Let $X_1, X_2,\dots, X_n$ be i.i.d. real-valued random variables. Let $F_X$ be the (common) distribution function of these random variables.
- Find the distribution function of the random variable $Y=\max\{X_1,X_2,\dots,X_n\}$ in terms of $F_X$.
We have $F_Y(x)=\mathbb{P}(Y\le x)=\mathbb{P}(X_1\le x,\dots,X_n\le x)\overset{X_i\, i.i.d.}=\mathbb{P}(X_1\le x)\cdot\cdot\cdot\mathbb{P}(X_n\le x)=F_X(x)^n$
- In case when the $X_i$’s are Bernoulli random variables with parameter $p$, that is $\mathbb{P}(X_i = 0) = p$, $\mathbb{P}(X_i = 1) = 1 − p$, find the expectation of $Y$ .

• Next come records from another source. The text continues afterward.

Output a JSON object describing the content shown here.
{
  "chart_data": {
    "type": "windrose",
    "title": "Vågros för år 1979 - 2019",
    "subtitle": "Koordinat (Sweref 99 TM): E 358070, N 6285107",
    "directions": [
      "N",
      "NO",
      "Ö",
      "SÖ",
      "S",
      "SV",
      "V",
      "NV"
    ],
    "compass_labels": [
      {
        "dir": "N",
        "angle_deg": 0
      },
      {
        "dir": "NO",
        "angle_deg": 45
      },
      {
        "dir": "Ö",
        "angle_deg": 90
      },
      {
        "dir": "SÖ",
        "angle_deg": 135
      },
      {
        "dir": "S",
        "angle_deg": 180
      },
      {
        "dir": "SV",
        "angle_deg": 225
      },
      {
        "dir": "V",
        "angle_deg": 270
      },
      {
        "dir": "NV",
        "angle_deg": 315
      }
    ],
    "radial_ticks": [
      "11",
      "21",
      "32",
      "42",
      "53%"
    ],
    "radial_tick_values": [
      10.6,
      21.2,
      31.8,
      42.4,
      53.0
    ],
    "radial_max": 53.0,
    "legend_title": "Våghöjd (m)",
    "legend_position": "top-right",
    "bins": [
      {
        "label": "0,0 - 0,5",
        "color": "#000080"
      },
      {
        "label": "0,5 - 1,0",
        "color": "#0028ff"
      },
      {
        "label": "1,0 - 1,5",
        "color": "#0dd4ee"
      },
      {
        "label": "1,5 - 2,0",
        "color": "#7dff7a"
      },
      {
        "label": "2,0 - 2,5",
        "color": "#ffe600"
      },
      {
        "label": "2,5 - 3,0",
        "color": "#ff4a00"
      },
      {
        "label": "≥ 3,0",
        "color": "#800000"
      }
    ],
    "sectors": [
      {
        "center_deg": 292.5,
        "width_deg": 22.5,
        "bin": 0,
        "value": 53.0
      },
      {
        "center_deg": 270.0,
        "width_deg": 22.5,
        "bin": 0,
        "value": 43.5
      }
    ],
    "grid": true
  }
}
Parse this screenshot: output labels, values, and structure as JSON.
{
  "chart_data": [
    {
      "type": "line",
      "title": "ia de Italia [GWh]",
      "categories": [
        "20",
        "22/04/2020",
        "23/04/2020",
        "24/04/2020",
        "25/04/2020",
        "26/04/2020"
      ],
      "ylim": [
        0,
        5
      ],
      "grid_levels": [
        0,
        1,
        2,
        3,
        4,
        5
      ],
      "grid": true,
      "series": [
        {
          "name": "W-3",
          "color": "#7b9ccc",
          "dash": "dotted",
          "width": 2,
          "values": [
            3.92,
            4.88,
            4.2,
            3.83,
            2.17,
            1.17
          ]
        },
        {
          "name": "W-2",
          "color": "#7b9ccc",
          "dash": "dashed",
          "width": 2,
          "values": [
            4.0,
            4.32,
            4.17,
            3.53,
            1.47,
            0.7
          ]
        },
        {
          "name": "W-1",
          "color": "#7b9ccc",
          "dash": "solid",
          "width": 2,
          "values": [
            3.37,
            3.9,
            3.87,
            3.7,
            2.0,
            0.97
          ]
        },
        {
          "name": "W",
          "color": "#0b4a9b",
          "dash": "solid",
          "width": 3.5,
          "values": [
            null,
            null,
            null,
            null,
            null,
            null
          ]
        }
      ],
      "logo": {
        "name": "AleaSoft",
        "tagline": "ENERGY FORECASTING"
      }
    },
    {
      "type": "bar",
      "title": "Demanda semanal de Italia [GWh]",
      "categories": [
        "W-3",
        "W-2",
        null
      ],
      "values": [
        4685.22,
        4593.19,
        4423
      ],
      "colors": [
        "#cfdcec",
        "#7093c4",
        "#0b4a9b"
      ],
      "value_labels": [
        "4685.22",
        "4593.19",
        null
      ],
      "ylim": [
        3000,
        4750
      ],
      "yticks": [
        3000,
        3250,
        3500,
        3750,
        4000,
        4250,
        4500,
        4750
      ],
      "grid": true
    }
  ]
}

My approach: Is it right to say, since $\mathbb{P}(X_i=0)=p$ and $\mathbb{P}(X_i=1)=1-p$, that $F_X(0)=\mathbb{P}(X\le0)=p$, $F_X(1)=\mathbb{P}(X\le1)=p(1-p)?$ I don't know, it starts getting confusing. Maybe this is not relevant for the exercise?
$\mathbb{E}(Y)=\sum^\infty_{k=0}k\mathbb{P}(Y=k)$? Since Bernoulli distribution is discrete. Any help?